After the crash of 40%-ish that I am expecting no later than October, the current hubristic euphoria will turn to despair and pessimism. After a brief suckers rally, Y2k will suddenly appear on the radar screen and thousands (then millions) will take action and become defensive as it becomes clear that the y2k situation is not as rosy as currently depicted by the mainstream.

The flight to quality will begin. Short-term government bonds will do well initially. But the flight will continue. In (mid?) December, as the public wakes up and prepares for y2k bank runs will begin. This would quickly turn into a panic where a freeze on the bank accounts would occur.

It is at this point that a series of pre-ordained presidential directives, executive orders are enacted and martial law implemented.

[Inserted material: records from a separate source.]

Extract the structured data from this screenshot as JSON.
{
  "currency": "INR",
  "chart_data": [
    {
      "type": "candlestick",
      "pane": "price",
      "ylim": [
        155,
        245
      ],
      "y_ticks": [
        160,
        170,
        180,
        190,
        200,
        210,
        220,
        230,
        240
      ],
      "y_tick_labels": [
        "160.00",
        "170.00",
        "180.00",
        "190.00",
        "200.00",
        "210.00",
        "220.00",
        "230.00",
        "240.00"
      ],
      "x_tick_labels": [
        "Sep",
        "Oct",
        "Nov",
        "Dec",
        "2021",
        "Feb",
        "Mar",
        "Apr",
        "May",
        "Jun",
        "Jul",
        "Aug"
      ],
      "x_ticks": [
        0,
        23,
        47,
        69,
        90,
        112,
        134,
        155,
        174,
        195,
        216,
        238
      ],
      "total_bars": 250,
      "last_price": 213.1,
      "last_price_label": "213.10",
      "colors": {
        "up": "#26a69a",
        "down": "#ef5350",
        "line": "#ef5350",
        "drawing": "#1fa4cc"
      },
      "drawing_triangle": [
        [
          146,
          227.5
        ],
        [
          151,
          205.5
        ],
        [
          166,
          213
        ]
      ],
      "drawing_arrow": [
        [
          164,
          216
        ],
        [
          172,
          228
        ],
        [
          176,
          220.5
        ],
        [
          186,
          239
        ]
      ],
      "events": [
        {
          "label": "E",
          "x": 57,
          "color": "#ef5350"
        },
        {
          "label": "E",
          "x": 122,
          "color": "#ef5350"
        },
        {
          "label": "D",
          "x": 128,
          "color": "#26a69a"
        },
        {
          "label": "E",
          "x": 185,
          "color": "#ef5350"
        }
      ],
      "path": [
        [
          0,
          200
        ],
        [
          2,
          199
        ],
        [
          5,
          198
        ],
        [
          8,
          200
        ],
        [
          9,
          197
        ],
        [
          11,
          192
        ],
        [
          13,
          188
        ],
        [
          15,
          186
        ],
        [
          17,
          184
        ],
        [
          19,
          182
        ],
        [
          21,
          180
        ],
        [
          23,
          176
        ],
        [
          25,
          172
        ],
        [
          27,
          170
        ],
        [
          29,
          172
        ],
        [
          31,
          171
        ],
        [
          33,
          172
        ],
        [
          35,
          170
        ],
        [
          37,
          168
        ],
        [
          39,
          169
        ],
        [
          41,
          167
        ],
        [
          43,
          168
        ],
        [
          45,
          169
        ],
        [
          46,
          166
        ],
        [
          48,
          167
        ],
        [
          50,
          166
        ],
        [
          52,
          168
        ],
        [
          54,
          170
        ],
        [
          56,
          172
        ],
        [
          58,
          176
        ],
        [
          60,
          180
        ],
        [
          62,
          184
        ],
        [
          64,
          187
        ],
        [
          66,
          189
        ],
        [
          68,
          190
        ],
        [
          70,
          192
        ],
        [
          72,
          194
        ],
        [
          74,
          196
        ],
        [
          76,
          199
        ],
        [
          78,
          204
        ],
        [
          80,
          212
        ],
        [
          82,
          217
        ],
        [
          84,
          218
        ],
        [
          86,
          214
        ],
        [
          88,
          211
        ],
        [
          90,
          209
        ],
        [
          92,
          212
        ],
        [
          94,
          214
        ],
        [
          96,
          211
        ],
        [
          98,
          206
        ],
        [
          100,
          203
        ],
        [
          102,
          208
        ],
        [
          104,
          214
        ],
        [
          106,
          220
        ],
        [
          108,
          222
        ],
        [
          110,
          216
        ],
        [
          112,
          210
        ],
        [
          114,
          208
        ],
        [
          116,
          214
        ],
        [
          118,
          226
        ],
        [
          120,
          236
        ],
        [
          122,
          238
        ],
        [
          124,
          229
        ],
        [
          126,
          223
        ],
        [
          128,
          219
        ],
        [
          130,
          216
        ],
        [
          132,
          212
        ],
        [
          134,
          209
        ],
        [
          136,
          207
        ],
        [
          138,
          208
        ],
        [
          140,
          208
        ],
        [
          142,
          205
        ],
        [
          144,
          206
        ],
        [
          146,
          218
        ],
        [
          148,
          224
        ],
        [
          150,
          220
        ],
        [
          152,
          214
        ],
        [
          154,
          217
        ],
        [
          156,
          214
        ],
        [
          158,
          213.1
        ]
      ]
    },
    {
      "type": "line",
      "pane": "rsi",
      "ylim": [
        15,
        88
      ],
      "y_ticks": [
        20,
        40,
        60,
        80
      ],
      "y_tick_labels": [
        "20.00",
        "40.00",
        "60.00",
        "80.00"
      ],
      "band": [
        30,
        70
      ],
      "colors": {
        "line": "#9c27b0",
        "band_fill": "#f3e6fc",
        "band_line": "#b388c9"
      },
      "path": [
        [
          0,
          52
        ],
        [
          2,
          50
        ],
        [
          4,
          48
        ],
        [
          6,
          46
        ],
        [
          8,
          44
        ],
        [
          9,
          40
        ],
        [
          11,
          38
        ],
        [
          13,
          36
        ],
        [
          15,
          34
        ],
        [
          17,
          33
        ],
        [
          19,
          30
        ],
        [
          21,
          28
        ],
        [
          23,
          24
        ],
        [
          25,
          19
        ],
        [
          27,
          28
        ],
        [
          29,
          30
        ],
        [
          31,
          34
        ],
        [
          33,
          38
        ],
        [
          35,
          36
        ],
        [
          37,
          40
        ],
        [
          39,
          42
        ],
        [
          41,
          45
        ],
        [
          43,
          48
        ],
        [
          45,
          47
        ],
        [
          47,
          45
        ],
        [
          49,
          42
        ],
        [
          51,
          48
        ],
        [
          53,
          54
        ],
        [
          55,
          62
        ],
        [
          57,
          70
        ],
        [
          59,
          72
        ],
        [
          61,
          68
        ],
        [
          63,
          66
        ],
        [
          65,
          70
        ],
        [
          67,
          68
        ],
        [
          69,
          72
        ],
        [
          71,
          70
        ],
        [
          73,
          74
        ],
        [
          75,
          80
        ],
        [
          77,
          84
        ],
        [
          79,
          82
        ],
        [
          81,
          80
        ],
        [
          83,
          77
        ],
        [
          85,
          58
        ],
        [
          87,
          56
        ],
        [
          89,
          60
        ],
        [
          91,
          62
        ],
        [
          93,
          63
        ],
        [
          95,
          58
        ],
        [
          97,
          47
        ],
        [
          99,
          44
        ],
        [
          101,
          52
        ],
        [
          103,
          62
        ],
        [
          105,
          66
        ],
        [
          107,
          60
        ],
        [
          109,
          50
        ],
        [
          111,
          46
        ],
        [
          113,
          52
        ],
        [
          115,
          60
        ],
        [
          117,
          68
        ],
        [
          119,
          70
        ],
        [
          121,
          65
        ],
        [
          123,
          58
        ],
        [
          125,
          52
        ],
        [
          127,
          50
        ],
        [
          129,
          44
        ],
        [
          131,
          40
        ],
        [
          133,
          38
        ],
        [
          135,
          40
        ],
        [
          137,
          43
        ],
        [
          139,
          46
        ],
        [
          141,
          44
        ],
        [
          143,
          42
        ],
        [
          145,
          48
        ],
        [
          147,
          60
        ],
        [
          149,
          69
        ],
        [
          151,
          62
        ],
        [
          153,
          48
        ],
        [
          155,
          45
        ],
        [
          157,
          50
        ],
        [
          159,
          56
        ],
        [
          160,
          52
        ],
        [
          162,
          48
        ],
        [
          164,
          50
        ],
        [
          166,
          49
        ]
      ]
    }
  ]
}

There won't be much (if any) trading for the weeks following Jan 1, 2000 as the infrastructure goes haywire. If the financial and banking system is in complete collapse the ability to trade will be nil. Baring this scenario, and assuming the system manages to hold relatively intact, it will continue to tumble down at a ferocious pace, breaking all previous records--including 1929.

After record bankruptcies, default and mass layoffs throughout 2000 and 2001 the market should reach a trough no later than 2003 and begin recovery.

As previously forecast, Dow 400 should not be ruled out. Optimistically Dow 1000 could be possible. Of course, this assumes the power grid stays up , no serious nuclear accidents or outbreak of global war occurs.